The first potential solution is to simply update the cache whenever a new follower is added.

The benefit of this approach is that it is relatively straightforward. Instead of just issuing an UPDATE statement to the database, you’d also increment the value currently stored in the cache. Where this becomes problematic is that for each of those 1,500 new followers, you’re also updating your cache (and your database) 1,500 times.

The second solution is to store a cache expiration with each value.

In this scenario, you could have a cache expiration value of 20 minutes. When the cache is populated at 9:00 am, that value will stay in the cache until 9:20 am. When the users’ follower count increases by 1500, any callers between 9:15 am and 9:20 am will receive the old count, but it's a short enough window that it may be acceptable to prevent systematic issues with your architecture.

Each solution has its tradeoffs, which is something to consider for your environment when configuring a cache.

Thundering herd

The thundering herd problem refers to a time in which too many callers are trying to update the cache at the same time, causing performance issues.

Using the same example from the previous section, let's assume you had 3,000 clients attempt to request data from the cache at exactly 9:20 am. All 3,000 processes would determine that the cache is expired and they’d attempt to rehydrate the cache simultaneously. Not only could this cause issues, but it's entirely unnecessary.

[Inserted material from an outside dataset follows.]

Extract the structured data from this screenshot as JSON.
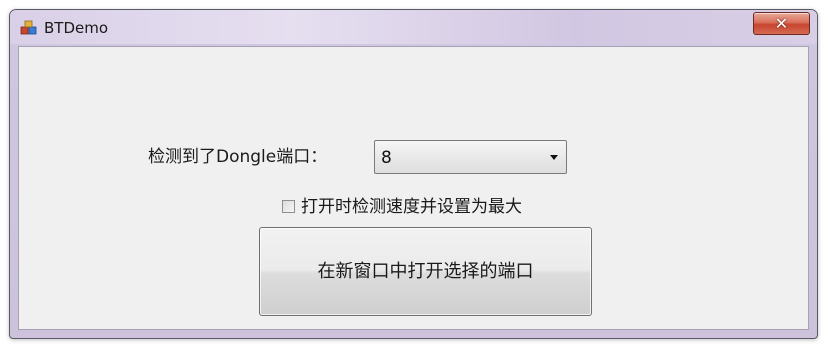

A solution to this issue would be to configure what's called a “cache lease.”

Essentially, each client would have a unique identifier. When the first caller attempts to rehydrate the cache, the system will note its unique ID as the process responsible for updating that specific value. All other clients would receive the old value while the cache is being updated.

Once the value is updated, the lease is released until the value in the cache expires again, and future requests will receive the most up-to-date value.